Von Christine HermannRSS-Newsfeed neuer Artikel von Christine Hermann

Besprochene Bücher / Literaturhinweise

Narratologie ist ein Forschungsgebiet in Bewegung: Aktuelle Ansätze in der Erzähltheorie richten ihre Aufmerksamkeit verstärkt auf das Erzählen in anderen als schriftbasierten Medien. Dieser bei Vandenhoeck & Ruprecht und als UTB-Lehrbuch erschienene Band liefert dafür das nötige Grundlagenwissen. Der Titel verspricht eine "transmediale Erzähltheorie". Löst die Autorin diesen Anspruch ein? Um es gleich vorwegzunehmen: nein. Dafür bietet dieser Band aber etwas anderes: eine anschauliche praktische Einführung in "transmediale" Analysetechniken.
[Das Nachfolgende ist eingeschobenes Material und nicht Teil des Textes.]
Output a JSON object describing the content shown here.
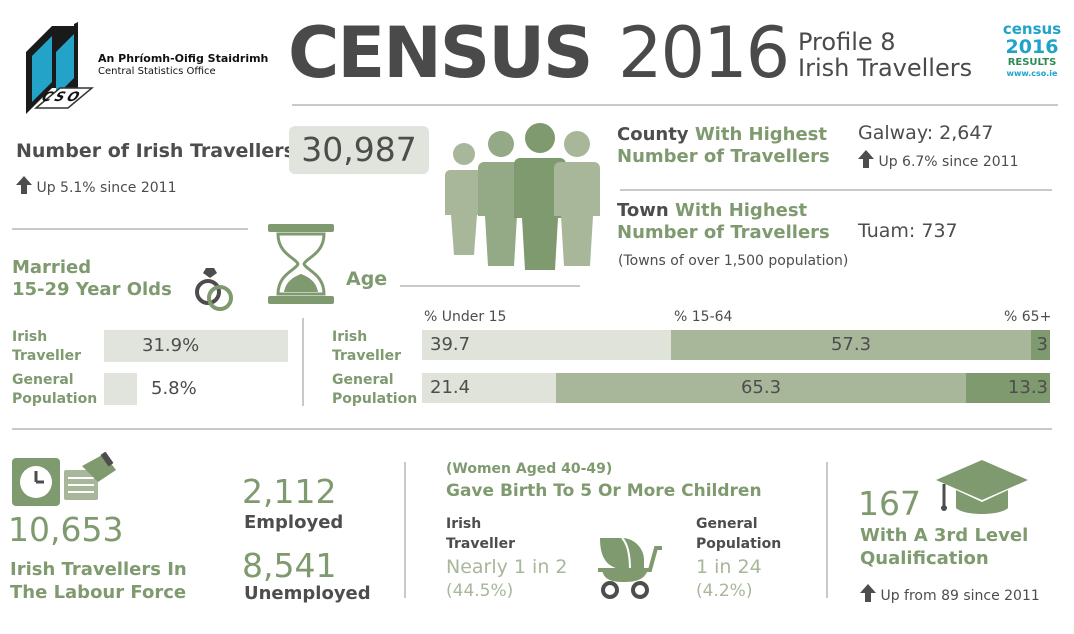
{
  "header": {
    "org_irish": "An Phríomh-Oifig Staidrimh",
    "org_english": "Central Statistics Office",
    "logo_text": "CSO",
    "title_census": "CENSUS",
    "title_year": "2016",
    "profile_line1": "Profile 8",
    "profile_line2": "Irish Travellers",
    "badge_census": "census",
    "badge_year": "2016",
    "badge_results": "RESULTS",
    "badge_url": "www.cso.ie"
  },
  "number": {
    "label": "Number of Irish Travellers",
    "value": "30,987",
    "change": "Up 5.1% since 2011"
  },
  "county": {
    "label_dark": "County",
    "label_green1": "With Highest",
    "label_green2": "Number of  Travellers",
    "value": "Galway: 2,647",
    "change": "Up 6.7% since 2011"
  },
  "town": {
    "label_dark": "Town",
    "label_green1": "With Highest",
    "label_green2": "Number of Travellers",
    "value": "Tuam: 737",
    "note": "(Towns of over 1,500 population)"
  },
  "married": {
    "title_line1": "Married",
    "title_line2": "15-29 Year Olds",
    "rows": [
      {
        "label1": "Irish",
        "label2": "Traveller",
        "value_text": "31.9%",
        "value": 31.9
      },
      {
        "label1": "General",
        "label2": "Population",
        "value_text": "5.8%",
        "value": 5.8
      }
    ]
  },
  "age": {
    "title": "Age",
    "col_headers": [
      "% Under 15",
      "% 15-64",
      "% 65+"
    ],
    "rows": [
      {
        "label1": "Irish",
        "label2": "Traveller",
        "segments": [
          {
            "value": 39.7,
            "text": "39.7"
          },
          {
            "value": 57.3,
            "text": "57.3"
          },
          {
            "value": 3,
            "text": "3"
          }
        ]
      },
      {
        "label1": "General",
        "label2": "Population",
        "segments": [
          {
            "value": 21.4,
            "text": "21.4"
          },
          {
            "value": 65.3,
            "text": "65.3"
          },
          {
            "value": 13.3,
            "text": "13.3"
          }
        ]
      }
    ],
    "colors": [
      "#dfe3da",
      "#a8b79a",
      "#7f9a6f"
    ]
  },
  "labour": {
    "value": "10,653",
    "label_line1": "Irish Travellers In",
    "label_line2": "The Labour Force",
    "employed_value": "2,112",
    "employed_label": "Employed",
    "unemployed_value": "8,541",
    "unemployed_label": "Unemployed"
  },
  "birth": {
    "subtitle": "(Women Aged 40-49)",
    "title": "Gave Birth To 5 Or More Children",
    "traveller_label1": "Irish",
    "traveller_label2": "Traveller",
    "traveller_value": "Nearly 1 in 2",
    "traveller_pct": "(44.5%)",
    "general_label1": "General",
    "general_label2": "Population",
    "general_value": "1 in 24",
    "general_pct": "(4.2%)"
  },
  "education": {
    "value": "167",
    "label_line1": "With A 3rd Level",
    "label_line2": "Qualification",
    "change": "Up from 89 since 2011"
  },
  "colors": {
    "green": "#7f9a6f",
    "dark_text": "#4d4d4d",
    "light_bar": "#e1e3dd",
    "badge_blue": "#1fa3c9",
    "badge_green": "#2e8b57"
  },
  "icons": [
    "cso-logo-icon",
    "people-icon",
    "rings-icon",
    "hourglass-icon",
    "timeclock-icon",
    "pram-icon",
    "graduation-cap-icon",
    "up-arrow-icon"
  ]
}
"Erzählen ist intermedial", stellte schon Werner Wolf im von Vera und Ansgar Nünning herausgegebenen Sammelband "Erzähltheorie transgenerisch, intermedial, interdisziplinär" fest. Und doch erzählt "ein Comic [...] anders als ein Roman, ein Hörspiel anders als ein Film". Wie verändert die mediale Präsentationsform die Möglichkeiten des Erzählerischen? Dieser Frage widmet sich Nicole Mahne in ihrem Band "Transmediale Erzähltheorie. Eine Einführung", in dem sie den narrativen Leistungsmöglichkeiten verschiedener Medien nachgeht.
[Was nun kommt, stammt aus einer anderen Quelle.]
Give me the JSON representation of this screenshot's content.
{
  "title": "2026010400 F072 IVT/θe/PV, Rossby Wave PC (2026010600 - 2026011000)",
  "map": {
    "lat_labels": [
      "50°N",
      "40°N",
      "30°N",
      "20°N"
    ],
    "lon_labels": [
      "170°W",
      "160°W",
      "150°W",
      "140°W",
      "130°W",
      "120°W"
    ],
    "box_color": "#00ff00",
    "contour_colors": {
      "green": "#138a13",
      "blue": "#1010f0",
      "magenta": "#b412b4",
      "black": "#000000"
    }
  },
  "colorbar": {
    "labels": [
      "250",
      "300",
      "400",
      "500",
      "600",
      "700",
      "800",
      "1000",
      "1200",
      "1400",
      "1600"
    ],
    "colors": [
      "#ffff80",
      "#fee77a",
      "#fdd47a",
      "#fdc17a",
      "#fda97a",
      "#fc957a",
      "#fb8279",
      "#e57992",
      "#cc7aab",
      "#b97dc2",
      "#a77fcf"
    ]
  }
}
Dabei geht die promovierte Germanistin davon aus, dass die konkreten Erscheinungsformen des Narrativen an die Darstellungsmöglichkeiten und -grenzen des Erzählmediums gebunden sind. Speziell beim Medienwechsel (zum Beispiel bei einer Romanverfilmung) wird das augenscheinlich. Mahne wendet sich gegen die Annahme einer verlustfreien Übertragbarkeit einer Geschichte, indem sie unterstreicht, dass Medien keine "neutrale[n] Transportbehältnisse für beliebig austauschbare Inhalte" sind, sondern wesentlich "die Ausdrucksform und damit auch den Ausdrucksinhalt des Erzählten" prägen. Sie verfolgt dabei einen transmedialen Ansatz, wobei sie mit "transmedial" in Anlehnung an Irina O. Rajewsky jene Phänomene bezeichnet, die in verschiedenen Medien mit unterschiedlichen Mitteln zum Ausdruck gebracht werden können.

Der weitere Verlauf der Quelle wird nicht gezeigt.